Debes ir a la iglesia, debes lavar los platos, debes tender tu cama, debes usar zapatos, debes tener un peinado decente, no debes tatuarte, debes tener novia, debes atar tu vida a los compliques de alguien más por miedo a la soledad, debes conseguir un trabajo, debes vestirte de manera recatada, debes casarte, debes formar una familia, debes endeudarte, debes sufrir de stress, debes ser un mal padre, debes ser un mal esposo, debes guardar tus sentimientos, debes construir y alimentar cada vez más una doble moral, y lo más importante, debes ser muy pero muy conformista y que ni se te ocurra criticar u opinar de nada ni de nadie. Si decides ser rebelde y no cumples con lo anterior, con suerte, serás denominado como un fracasado.



Entiendo que el mundo esta lleno de parásitos, de personas que simplemente están ahí, sin mas ni menos, dejándose llevar, pero también entiendo que esas personas son el producto de una sociedad, una vida programada que crearon para ellos. Además entiendo que entenderlo no es fácil, es un trabajo casi instintivo, lo siento.
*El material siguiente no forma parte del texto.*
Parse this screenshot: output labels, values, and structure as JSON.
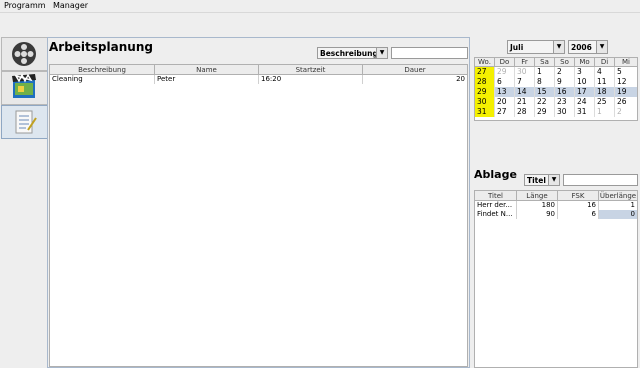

Pocos deciden desatarse, pensar en cosas absurdas y más allá de eso llevarlas a cabo. Creo que no es imposible, lo sería si inevitablemente afectáramos a otra persona en el intento, pero sabiendo que no es así ¿por qué no hacerlo?



¿A quién le debe importar si quieres ser un mendigo, un viajero, un gerente, un pintor, o un bueno para nada? La respuesta puede ser simple, la aplicamos, de hecho, todo el tiempo, pero más allá de decirla hay que vivirla: ¡a nadie!



Si decido tatuarme lo hago porque es mi cuerpo, si decido enloquecerme de vez en cuando lo hago porque es mi juventud, si decido ser irreverente, sincero y a veces imprudente lo hago también porque es mi voz. Si decido equivocarme lo hago porque soy consiente que la perfección no existe, si decido rendirme lo hago porque así lo siento, y si decido pensar que el mundo está en mi contra y yo en una lucha lo pienso porque es así, y así soy yo.





Cuando muera nadie va a hacer un recuento de mi vida (no de la manera que yo lo haría por lo menos), nadie va a dejar de sentir lo que yo siento ahora, nadie va a pensar lo que yo pienso, y nadie va a sentir felicidad por mí. Por lo mismo,  por detalles simples, como ver un cielo, un perro, un río, una caída, un algo sexy, en fin… en resumen, ¿si yo no decido ser feliz quién me ayudara a serlo?. Ahora entiendo que en este mundo nadie depende de nadie, y es un juego que se basa en la búsqueda constante del súper yo, de la perfección vista desde una perspectiva propia. Mi vida por ejemplo, está plasmada en un marco de colores



Conclusión: En cualquier circunstancia, la vida se trata de sentir cada instante presente, para eso estamos dotados de todo lo necesario. SÉ TU MISMO Y SERÁS FELIZ.